Erna Kronshage wird im Dezember 1922 als Kind eines Bauernehepaars im Landkreis Bielefeld geboren. Mit knapp 20 Jahren wird sie am 24. Oktober 1942 als „gemeingefährliche Kranke“ in die Provinzialheilanstalt Gütersloh eingewiesen. Dort wird sie kaum ein Jahr später zwangssterilisiert, 1943 dann „aus Luftschutzgründen“ in die Wojewodschafts-Anstalt für Psychiatrie Dziekanka in Gniezno (Polen) verlegt und dort am 20. Februar 1944 umgebracht.

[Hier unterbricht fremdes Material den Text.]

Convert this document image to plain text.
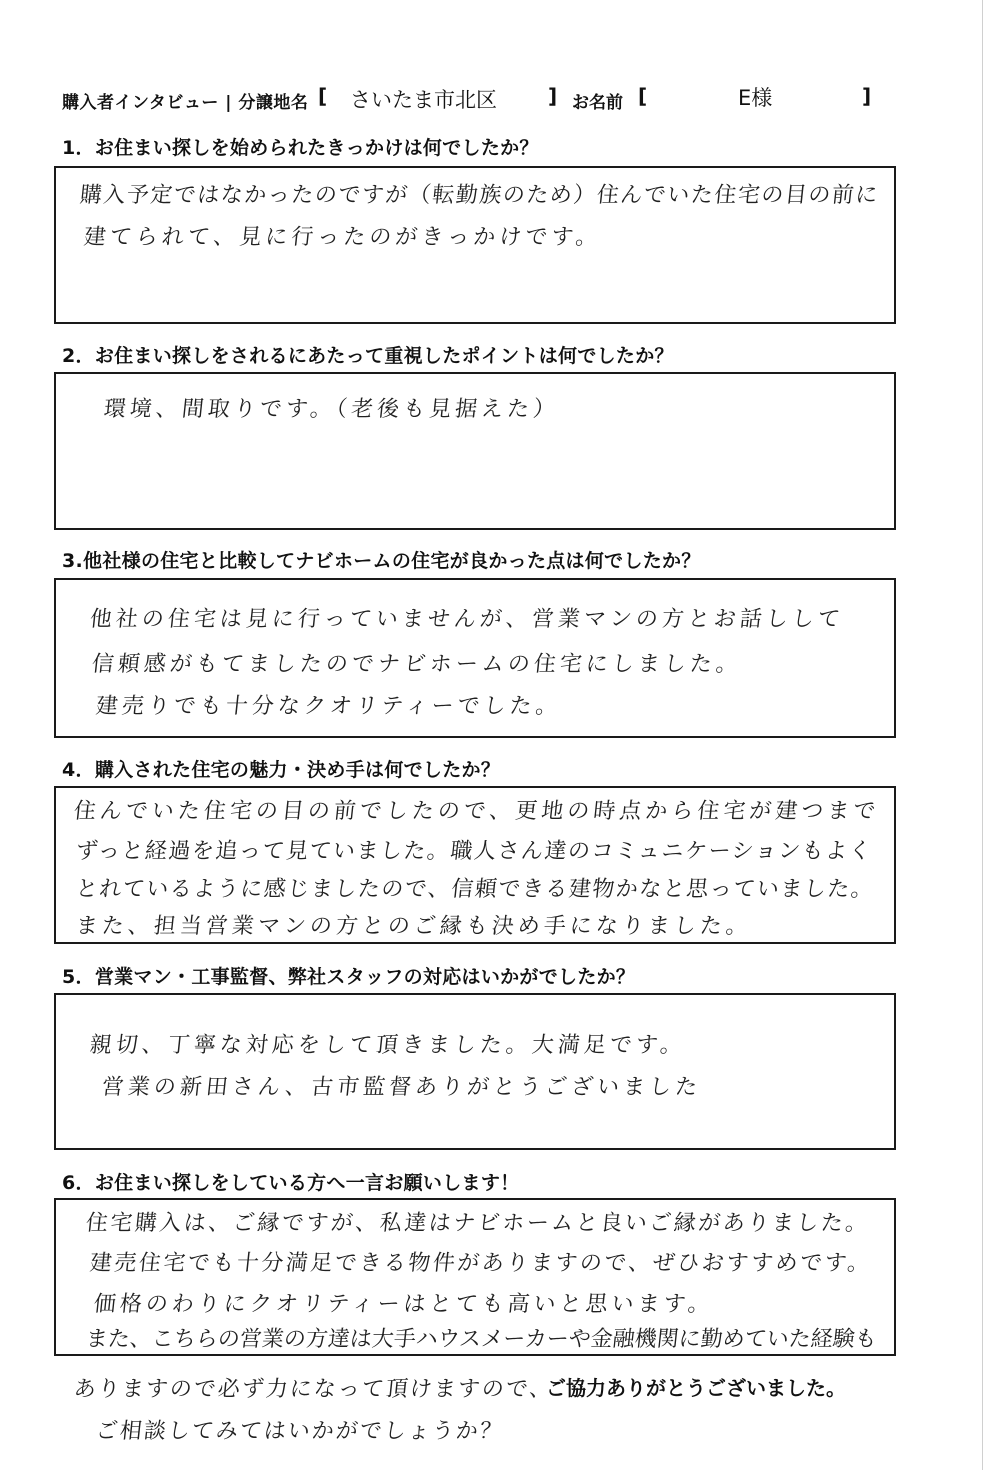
購入者インタビュー | 分譲地名 [ さいたま市北区	] お名前 [	E様	]
1．お住まい探しを始められたきっかけは何でしたか？
購入予定ではなかったのですが（転勤族のため）住んでいた住宅の目の前に
建てられて、見に行ったのがきっかけです。
2．お住まい探しをされるにあたって重視したポイントは何でしたか？
環境、間取りです。（老後も見据えた）
3.他社様の住宅と比較してナビホームの住宅が良かった点は何でしたか？
他社の住宅は見に行っていませんが、営業マンの方とお話しして
信頼感がもてましたのでナビホームの住宅にしました。
建売りでも十分なクオリティーでした。
4．購入された住宅の魅力・決め手は何でしたか？
住んでいた住宅の目の前でしたので、更地の時点から住宅が建つまで
ずっと経過を追って見ていました。職人さん達のコミュニケーションもよく
とれているように感じましたので、信頼できる建物かなと思っていました。
また、担当営業マンの方とのご縁も決め手になりました。
5．営業マン・工事監督、弊社スタッフの対応はいかがでしたか？
親切、丁寧な対応をして頂きました。大満足です。
営業の新田さん、古市監督ありがとうございました
6．お住まい探しをしている方へ一言お願いします！
住宅購入は、ご縁ですが、私達はナビホームと良いご縁がありました。
建売住宅でも十分満足できる物件がありますので、ぜひおすすめです。
価格のわりにクオリティーはとても高いと思います。
また、こちらの営業の方達は大手ハウスメーカーや金融機関に勤めていた経験も
ありますので必ず力になって頂けますので、
ご相談してみてはいかがでしょうか？
ご協力ありがとうございました。
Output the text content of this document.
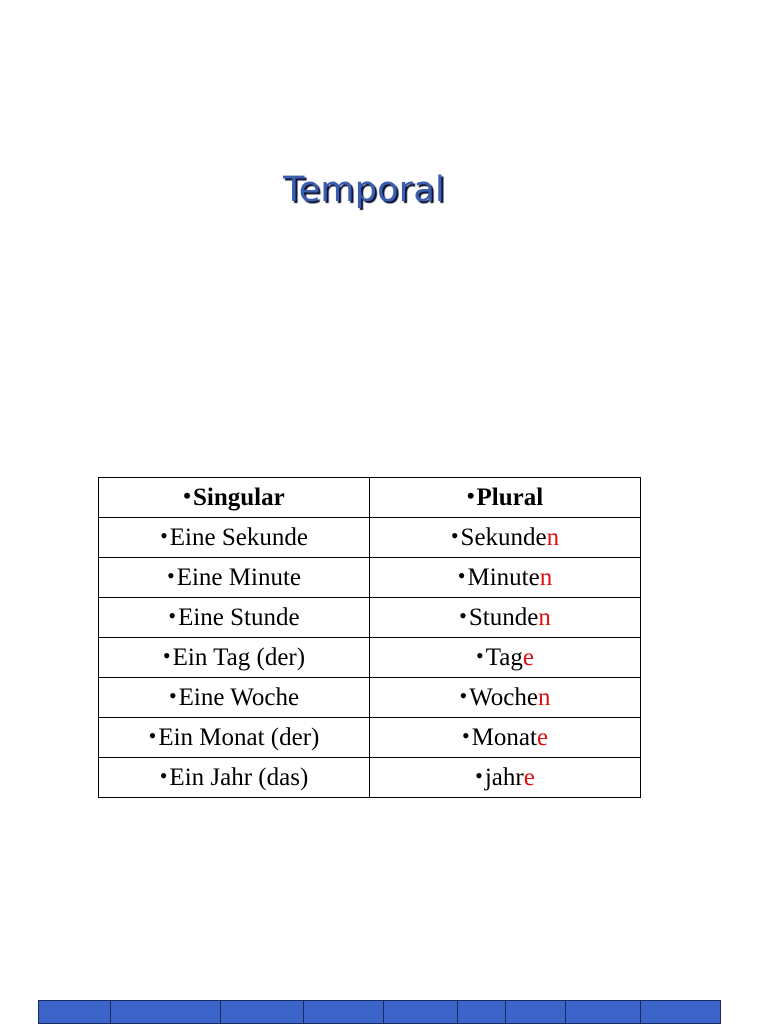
Temporal
•Singular	•Plural
•Eine Sekunde	•Sekunden
•Eine Minute	•Minuten
•Eine Stunde	•Stunden
•Ein Tag (der)	•Tage
•Eine Woche	•Wochen
•Ein Monat (der)	•Monate
•Ein Jahr (das)	•jahre
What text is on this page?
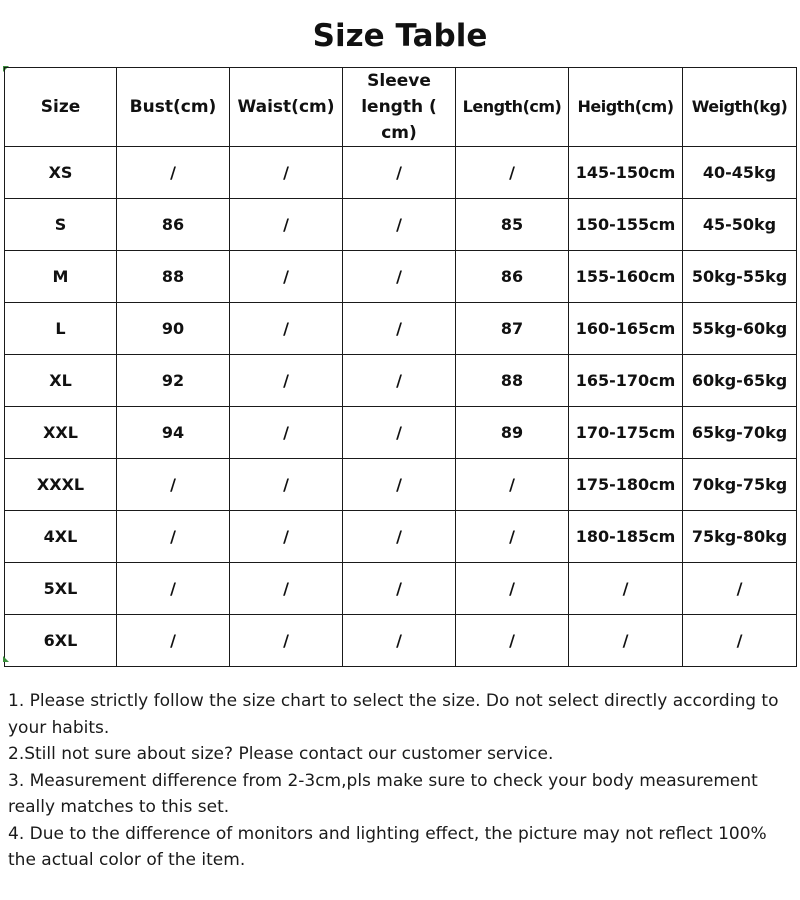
Size Table
Size	Bust(cm)	Waist(cm)	Sleeve length ( cm)	Length(cm)	Heigth(cm)	Weigth(kg)
XS	/	/	/	/	145-150cm	40-45kg
S	86	/	/	85	150-155cm	45-50kg
M	88	/	/	86	155-160cm	50kg-55kg
L	90	/	/	87	160-165cm	55kg-60kg
XL	92	/	/	88	165-170cm	60kg-65kg
XXL	94	/	/	89	170-175cm	65kg-70kg
XXXL	/	/	/	/	175-180cm	70kg-75kg
4XL	/	/	/	/	180-185cm	75kg-80kg
5XL	/	/	/	/	/	/
6XL	/	/	/	/	/	/

1. Please strictly follow the size chart to select the size. Do not select directly according to your habits.

2.Still not sure about size? Please contact our customer service.

3. Measurement difference from 2-3cm,pls make sure to check your body measurement really matches to this set.

4. Due to the difference of monitors and lighting effect, the picture may not reflect 100% the actual color of the item.
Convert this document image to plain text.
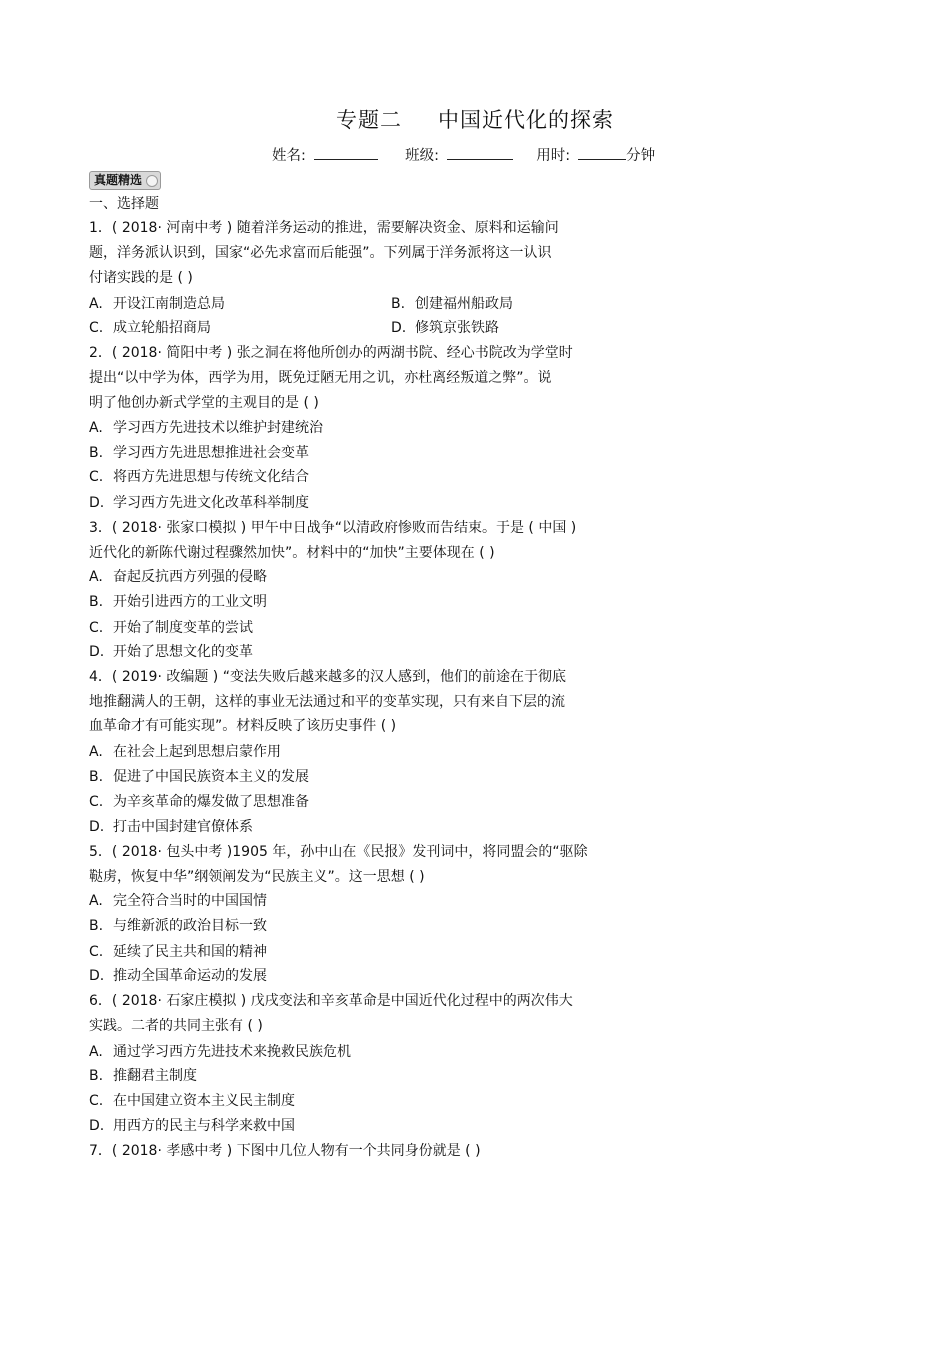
专题二 中国近代化的探索
姓名:	班级:	用时:	分钟
真题精选
一、选择题
1．( 2018· 河南中考 ) 随着洋务运动的推进，需要解决资金、原料和运输问
题，洋务派认识到，国家“必先求富而后能强”。下列属于洋务派将这一认识
付诸实践的是 ( )
A. 开设江南制造总局	B. 创建福州船政局
C. 成立轮船招商局	D. 修筑京张铁路
2．( 2018· 简阳中考 ) 张之洞在将他所创办的两湖书院、经心书院改为学堂时
提出“以中学为体，西学为用，既免迂陋无用之讥，亦杜离经叛道之弊”。说
明了他创办新式学堂的主观目的是 ( )
A. 学习西方先进技术以维护封建统治
B. 学习西方先进思想推进社会变革
C. 将西方先进思想与传统文化结合
D. 学习西方先进文化改革科举制度
3．( 2018· 张家口模拟 ) 甲午中日战争“以清政府惨败而告结束。于是 ( 中国 )
近代化的新陈代谢过程骤然加快”。材料中的“加快”主要体现在 ( )
A. 奋起反抗西方列强的侵略
B. 开始引进西方的工业文明
C. 开始了制度变革的尝试
D. 开始了思想文化的变革
4．( 2019· 改编题 ) “变法失败后越来越多的汉人感到，他们的前途在于彻底
地推翻满人的王朝，这样的事业无法通过和平的变革实现，只有来自下层的流
血革命才有可能实现”。材料反映了该历史事件 ( )
A. 在社会上起到思想启蒙作用
B. 促进了中国民族资本主义的发展
C. 为辛亥革命的爆发做了思想准备
D. 打击中国封建官僚体系
5．( 2018· 包头中考 )1905 年，孙中山在《民报》发刊词中，将同盟会的“驱除
鞑虏，恢复中华”纲领阐发为“民族主义”。这一思想 ( )
A. 完全符合当时的中国国情
B. 与维新派的政治目标一致
C. 延续了民主共和国的精神
D. 推动全国革命运动的发展
6．( 2018· 石家庄模拟 ) 戊戌变法和辛亥革命是中国近代化过程中的两次伟大
实践。二者的共同主张有 ( )
A. 通过学习西方先进技术来挽救民族危机
B. 推翻君主制度
C. 在中国建立资本主义民主制度
D. 用西方的民主与科学来救中国
7．( 2018· 孝感中考 ) 下图中几位人物有一个共同身份就是 ( )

Sie ist eines der Opfer der dezentral organisierten Tötungsaktionen an (unterstellt) geistig und körperlich behinderten Menschen, die nach dem Ende der zentral angeordneten T4-Tötungsaktionen nach 1941 bis zum Ende des Krieges 1945 weiter liefen.

Ein Neffe oder eine Nichte von Erna Kronshage hat den Erna-K-Gedenkblog erstellt, der nicht nur ihrem Angedenken dienen, sondern ihr individuelles Schicksal für die Bildungsarbeit zur Verfügung stellen soll. Dazu wurden zahlreiche historische Fotos und Dokumente zusammengetragen und in 24 Kapitel zum Leben und Sterben von Erna Kronshage eingebettet. Die Materialien sind in Form eines Blogs veröffentlicht, jedes einzelne Kapitel muss über das Inhaltsverzeichnis am Anfang der Seite angesteuert werden. Auf diese Weise ist die Internetseite leider sehr unübersichtlich. Zudem enthält der Fließtext einige willkürliche Vermutungen und moralische Appelle, aber auch zahlreiche Fakten über das Leben der jungen Frau. Für die Bildungsarbeit kann die Internetseite dennoch als eine wertvolle Ressource mit zahlreichen Quellen dienen und anhand des Schicksals von Erna Kronshage das Thema NS-“Euthanasie“ an einem Einzelfall bearbeitet werden.